Cursed Tongue: Numero Wrongo
Posted by CursedTongue on June 7, 2006
I feel like an official Arizonian. I got my first wrong number in Spanish. Of course, I knew the caller from Armando’s household had probably misdialed, as soon as I saw his name pop up on the caller id. But instead of risking guilt over a confused message left on my machine, I decided it would be better to simply answer.
We once had a message on our machine, in a vaguely familiar woman’s voice. She left no name, no number, only “What a great gift, kids!” and the voice was so elated, and so proud of whoever she thought she was calling, that we kept the message until we had to unplug the machine when we moved.
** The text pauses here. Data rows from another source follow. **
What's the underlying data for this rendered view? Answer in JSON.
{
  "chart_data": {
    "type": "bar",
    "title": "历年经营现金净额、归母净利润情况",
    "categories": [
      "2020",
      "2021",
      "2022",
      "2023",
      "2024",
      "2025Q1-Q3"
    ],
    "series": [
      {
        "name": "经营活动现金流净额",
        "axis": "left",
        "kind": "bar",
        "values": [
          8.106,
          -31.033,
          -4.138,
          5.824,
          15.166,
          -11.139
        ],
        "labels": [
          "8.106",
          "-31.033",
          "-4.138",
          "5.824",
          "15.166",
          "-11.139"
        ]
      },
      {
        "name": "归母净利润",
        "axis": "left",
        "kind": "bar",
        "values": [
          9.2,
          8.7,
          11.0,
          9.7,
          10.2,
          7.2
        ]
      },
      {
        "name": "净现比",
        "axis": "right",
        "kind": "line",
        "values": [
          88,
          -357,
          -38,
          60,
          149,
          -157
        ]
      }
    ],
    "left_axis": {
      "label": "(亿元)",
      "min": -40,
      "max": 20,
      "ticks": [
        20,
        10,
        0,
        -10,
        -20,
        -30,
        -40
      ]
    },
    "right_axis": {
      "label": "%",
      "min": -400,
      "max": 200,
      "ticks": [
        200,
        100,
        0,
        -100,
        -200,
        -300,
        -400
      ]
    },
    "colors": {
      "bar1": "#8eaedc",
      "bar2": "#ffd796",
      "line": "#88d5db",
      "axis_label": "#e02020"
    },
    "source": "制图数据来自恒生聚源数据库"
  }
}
We’re pretty sure that the vague familiarity was in our imaginations. We were kids, I suppose, but there was no gift we’d given that could have been that great.
The woman on the other line asked for Tricia in Español. I think. I know somewhere in my brain the words all reside, so that I might have responded in Spanglish with, “Sorry, Tricia is not here.” The words used to be there because of the year I spent sitting in the back of Señora Baum’s class listening to Nina talk about her latest sexual conquest or flirt mercilessly with the boys (her, not me). But even a day after the call the words don’t surface. They must have been swept out of my brain along with the traumatic portions of my wedding.
All I remember is “Hola. Como esta usted?” And pretty much all of the words I learned for food. If I ever wake up inexplicably in a Tijuana jail, I’ll be able to ask how the prostitutes in my cell are doing, and order a chimichanga. If I ever wake in a gritty Cancun motel in a tub full of ice with a scar on my back near my missing kidney, then the language barrier will be the least of my worries. And really, what are the odds?
Instead, I said in English, “I’m sorry, you have the wrong number.” Which is what I always say, and I really don’t know why I feel the need to apologize, when it certainly isn’t me who dialed the wrong number. The caller replied in English with her own apology and I assured her that it was no problem. I could hear that the line was still connected, but except for rustling and muted background noise, there was nothing.
“Hmmmm, yes…well…um. Goodbye,” I punched the talk button hurriedly, and let the crawly uncomfortable feeling of silence between strangers pass through my shoulders and immediately felt silly. Sure, Tricia’s friend has my number, but what does she care if I’m socially inept?
I have been on the other end of the trans-language wrong number. When we lived in Germany I dialed wrong numbers on occasion, and got some unsuspecting German, who may or may not have spoken English. I did at least know the words for, “I’m so sorry,” and figured they would piece the story together from my accented pronunciation and the fact that I hung up on them.
I took two years of German. And in this class, the teacher actually expected us to be able to speak to people and respond to them in a conversation, so I still remember how to apologize. (Isn’t a valid passport and an apology all that the ugly American needs for travel abroad?) There was no Nina equivalent in this class, and if there had been, I’m sure she would have spent a lot of time doing supplementary verb conjugation drills—Fraulein Metzger’s punishment for speaking English.
In a previous job as an Administrative Assistant, one of my responsibilities was answering phones. Our phone system had a clear and obvious voice greeting. Callers could reach me a variety of ways, like pressing zero, not pressing anything, or dialing an extension that didn’t exist. It amazed me how many people either skipped or didn’t understand the main greeting. And our number was exactly like the number for the local school district, except two digits were reversed.
Once, a nervous mother heard the sounds of a human voice answer the phone with the name of the company and she launched on a lengthy, rapid-fire description of her daughter’s speech impediment. I attempted several times to interrupt her, but she barreled on. When she paused to breath I did feel truly sorry for her. I explained that we were a business and not the school. The wrong-number-dialer asked if she could be transferred. Then I felt sorry for the kid; she had bigger problems than a sibilant “s”. (So, okay, that was more of an intelligence barrier than a language one.)
I’d like to extend a heartfelt apology to all of the people who I’ve dialed accidentally over the years. I’d do it in Spanish and German, too, but then I’d have to apologize for slaughtering your language, too. (We could be here all day.) And I’d also like to apologize to the woman who has our old number in Illinois. It seems my family has dialed you by mistake a few times, apparently often enough to turn you into an irate and bitter “North American Rough-Legged Harpy.”